4000 Euro für „Praxis ohne Grenzen“

Kornelia Klein-Epphardt freut sich über die 4000 Euro, die Ina von Goetz, Juliane Scheele (IWC) sowie Günter Lührs (RC) überreichten.
Kornelia Klein-Epphardt freut sich über die 4000 Euro, die Ina von Goetz, Juliane Scheele (IWC) sowie Günter Lührs (RC) überreichten.

shz.de von
23. Juli 2015, 14:29 Uhr

Sie untersuchen kranke Menschen ohne als erstes nach der Versichertenkarte zu fragen – die Ärzte von „Praxis ohne Grenzen“. Eine von ihnen ist die Internistin Kornelia Klein-Epphardt, die bis 2010 eine Praxis mit ihrem Mann in Eutin geführt hat. „Kurz vor meinem Ruhestand habe ich mir überlegt, wie ich denn weiter medizinisch helfen könnte und bin auf die damals gerade neueröffnete ‚Praxis ohne Grenzen‘ von Uwe Denker in Bad Segeberg gestoßen“, sagt die heute 68-Jährige. Sie gehört dort zu einem Team von fünf Ärzten und sieben Arzthelferinnen, die jeden Mittwochnachmittag am Kirchplatz in Segeberg Menschen behandeln, die nicht krankenversichert sind oder deren Krankenversicherung ruht. „Es sind Menschen zwischen 40 und 60 Jahren, überwiegend Männer. Die Berufe reichen vom Handwerker über Ingenieure, entlassene Postbeamte oder Menschen aus der EU, die zwar in ihrem Land versichert sind, nicht aber hier“, zählt sie die Bandbreite der Patienten auf. Das Problem: Wer in keiner Krankenversicherung ist oder keine Leistungen bezahlt, erhält auch nur Notfallleistungen.

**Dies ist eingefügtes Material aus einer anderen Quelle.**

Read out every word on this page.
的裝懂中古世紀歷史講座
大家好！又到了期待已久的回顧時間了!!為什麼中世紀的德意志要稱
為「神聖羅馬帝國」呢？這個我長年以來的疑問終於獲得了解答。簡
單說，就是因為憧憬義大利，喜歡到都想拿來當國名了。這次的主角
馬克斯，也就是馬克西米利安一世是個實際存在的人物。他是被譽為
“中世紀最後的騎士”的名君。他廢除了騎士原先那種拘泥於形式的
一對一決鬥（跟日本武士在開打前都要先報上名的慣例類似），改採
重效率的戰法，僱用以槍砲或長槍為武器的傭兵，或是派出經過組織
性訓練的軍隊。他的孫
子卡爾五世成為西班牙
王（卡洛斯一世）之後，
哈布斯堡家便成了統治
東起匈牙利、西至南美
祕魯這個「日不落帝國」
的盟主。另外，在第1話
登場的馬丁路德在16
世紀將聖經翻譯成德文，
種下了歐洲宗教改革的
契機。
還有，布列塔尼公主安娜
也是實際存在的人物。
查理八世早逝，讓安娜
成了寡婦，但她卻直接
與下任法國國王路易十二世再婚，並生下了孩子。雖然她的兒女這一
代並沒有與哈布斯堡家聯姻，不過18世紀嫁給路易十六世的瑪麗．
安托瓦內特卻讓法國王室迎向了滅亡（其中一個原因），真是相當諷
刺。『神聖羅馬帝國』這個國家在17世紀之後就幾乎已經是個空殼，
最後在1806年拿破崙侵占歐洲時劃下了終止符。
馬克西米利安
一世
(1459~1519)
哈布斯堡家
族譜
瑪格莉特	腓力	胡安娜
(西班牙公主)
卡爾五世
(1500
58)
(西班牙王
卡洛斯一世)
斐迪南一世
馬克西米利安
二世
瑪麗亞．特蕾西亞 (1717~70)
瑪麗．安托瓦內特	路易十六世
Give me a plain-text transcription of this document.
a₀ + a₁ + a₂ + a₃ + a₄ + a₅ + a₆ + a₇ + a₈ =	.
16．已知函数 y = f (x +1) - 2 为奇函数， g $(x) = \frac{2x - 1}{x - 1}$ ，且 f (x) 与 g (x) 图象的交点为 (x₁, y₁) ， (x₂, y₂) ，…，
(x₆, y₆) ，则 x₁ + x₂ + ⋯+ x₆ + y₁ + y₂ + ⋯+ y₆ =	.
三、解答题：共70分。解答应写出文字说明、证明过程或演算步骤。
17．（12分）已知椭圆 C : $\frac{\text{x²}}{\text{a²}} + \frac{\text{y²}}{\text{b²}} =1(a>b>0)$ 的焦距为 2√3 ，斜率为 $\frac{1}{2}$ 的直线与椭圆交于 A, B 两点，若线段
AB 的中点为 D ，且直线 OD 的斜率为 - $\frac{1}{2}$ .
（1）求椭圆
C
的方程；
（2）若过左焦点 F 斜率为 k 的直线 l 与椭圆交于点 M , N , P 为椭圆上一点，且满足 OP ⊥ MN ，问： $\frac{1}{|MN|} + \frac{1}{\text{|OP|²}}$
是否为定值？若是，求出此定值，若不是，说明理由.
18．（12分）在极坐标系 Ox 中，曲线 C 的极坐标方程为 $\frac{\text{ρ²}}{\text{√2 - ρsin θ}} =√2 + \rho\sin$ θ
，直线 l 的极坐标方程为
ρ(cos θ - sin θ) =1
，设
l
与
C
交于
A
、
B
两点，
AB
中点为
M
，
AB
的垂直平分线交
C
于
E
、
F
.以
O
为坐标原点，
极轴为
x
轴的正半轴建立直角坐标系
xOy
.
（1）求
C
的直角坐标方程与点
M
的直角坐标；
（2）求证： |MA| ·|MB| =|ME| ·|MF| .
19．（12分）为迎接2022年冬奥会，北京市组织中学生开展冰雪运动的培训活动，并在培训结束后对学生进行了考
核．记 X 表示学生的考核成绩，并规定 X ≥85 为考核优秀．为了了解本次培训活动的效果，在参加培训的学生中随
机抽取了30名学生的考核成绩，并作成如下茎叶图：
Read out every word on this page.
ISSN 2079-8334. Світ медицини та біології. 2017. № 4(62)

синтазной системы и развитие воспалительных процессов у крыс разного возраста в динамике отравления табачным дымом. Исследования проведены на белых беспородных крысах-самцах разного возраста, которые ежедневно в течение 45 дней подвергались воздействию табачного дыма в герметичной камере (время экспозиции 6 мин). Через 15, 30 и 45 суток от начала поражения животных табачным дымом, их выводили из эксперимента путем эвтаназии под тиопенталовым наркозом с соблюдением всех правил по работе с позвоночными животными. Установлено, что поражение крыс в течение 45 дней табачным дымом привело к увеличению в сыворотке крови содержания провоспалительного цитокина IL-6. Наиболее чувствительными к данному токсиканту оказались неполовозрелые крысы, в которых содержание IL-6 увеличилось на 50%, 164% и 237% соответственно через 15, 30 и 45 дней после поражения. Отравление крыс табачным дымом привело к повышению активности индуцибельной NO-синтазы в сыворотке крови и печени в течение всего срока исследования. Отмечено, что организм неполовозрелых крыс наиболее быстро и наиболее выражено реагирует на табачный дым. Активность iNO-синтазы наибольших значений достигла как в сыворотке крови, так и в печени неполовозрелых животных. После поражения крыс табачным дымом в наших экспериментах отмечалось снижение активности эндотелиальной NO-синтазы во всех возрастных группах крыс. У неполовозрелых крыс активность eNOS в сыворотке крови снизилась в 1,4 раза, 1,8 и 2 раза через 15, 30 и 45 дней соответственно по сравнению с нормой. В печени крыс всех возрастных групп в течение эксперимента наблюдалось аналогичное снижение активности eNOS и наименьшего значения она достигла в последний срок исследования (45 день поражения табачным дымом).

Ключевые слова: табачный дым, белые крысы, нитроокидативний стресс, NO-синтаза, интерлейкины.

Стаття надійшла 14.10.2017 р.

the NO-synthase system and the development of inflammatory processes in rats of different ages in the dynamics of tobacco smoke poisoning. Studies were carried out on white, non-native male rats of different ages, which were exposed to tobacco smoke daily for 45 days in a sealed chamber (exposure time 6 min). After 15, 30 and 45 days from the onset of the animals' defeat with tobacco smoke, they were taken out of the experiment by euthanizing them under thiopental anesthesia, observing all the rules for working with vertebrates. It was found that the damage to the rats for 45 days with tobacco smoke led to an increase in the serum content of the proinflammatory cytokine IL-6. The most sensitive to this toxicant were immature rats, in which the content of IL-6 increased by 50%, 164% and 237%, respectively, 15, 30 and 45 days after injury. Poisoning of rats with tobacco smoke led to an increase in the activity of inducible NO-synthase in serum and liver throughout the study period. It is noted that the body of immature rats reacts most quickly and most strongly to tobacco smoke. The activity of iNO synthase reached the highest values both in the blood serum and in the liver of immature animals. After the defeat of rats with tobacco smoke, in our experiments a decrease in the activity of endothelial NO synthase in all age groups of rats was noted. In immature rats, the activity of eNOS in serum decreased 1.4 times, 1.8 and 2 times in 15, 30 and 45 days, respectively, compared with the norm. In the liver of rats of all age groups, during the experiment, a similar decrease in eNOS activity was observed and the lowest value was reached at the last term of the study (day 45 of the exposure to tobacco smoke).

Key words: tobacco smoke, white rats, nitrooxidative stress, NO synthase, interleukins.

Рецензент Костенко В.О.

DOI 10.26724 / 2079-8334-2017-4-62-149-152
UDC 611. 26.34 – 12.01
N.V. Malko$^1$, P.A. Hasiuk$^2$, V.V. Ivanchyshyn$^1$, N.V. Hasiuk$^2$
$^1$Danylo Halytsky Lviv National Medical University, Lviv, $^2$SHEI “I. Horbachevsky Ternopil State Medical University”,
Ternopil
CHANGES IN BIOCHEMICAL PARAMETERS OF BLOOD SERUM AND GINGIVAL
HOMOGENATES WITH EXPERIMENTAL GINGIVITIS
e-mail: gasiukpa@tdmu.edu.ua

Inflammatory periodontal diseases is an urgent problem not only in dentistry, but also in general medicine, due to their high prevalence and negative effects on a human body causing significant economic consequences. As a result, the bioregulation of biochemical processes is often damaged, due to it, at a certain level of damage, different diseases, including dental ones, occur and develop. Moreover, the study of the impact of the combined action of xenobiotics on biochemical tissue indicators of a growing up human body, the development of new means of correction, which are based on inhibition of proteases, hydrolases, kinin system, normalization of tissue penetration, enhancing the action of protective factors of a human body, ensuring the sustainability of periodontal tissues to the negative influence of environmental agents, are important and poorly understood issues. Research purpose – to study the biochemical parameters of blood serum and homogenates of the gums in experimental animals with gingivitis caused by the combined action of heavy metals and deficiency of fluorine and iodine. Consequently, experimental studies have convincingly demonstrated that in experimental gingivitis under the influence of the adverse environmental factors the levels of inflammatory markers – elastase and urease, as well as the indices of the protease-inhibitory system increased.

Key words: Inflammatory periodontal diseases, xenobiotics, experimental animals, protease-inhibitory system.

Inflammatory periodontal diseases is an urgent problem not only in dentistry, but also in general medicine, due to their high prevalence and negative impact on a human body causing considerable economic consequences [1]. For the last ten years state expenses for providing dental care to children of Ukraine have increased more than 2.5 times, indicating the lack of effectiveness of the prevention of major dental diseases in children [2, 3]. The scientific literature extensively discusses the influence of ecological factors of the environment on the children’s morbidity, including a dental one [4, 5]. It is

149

Seit 2010 sind mittlerweile tausend Menschen in der Praxis ohne Grenzen in Bad Segeberg behandelt worden. „Anfangs kamen die Menschen auch noch aus Flensburg, Husum und Hamburg zu uns. Heute gibt es insgesamt acht Praxen ohne Grenzen in Schleswig-Holstein.“ In Ostholstein sind zwei davon: in Neustadt und Stockelsdorf. Die Ärzte vor Ort behandeln die Patienten kostenlos, stellen grüne Rezepte aus, die in kooperierenden Apotheken eingelöst werden können. „Die Kosten übernehmen wir“, sagt Klein-
Epphardt. Allein 2013 seien 20  000 Euro an Medikamentenkosten angefallen. Kostspielige Operationen oder Bestrahlungen bei Krebspatienten seien da noch nicht eingerechnet. So benötige eine Patientin aus der Mongolei, die in Deutschland studierte und eine Hepatitis-C-Erkrankung hatte, dringend eine neue Leber. Geschätzte Kosten: 250  000 Euro.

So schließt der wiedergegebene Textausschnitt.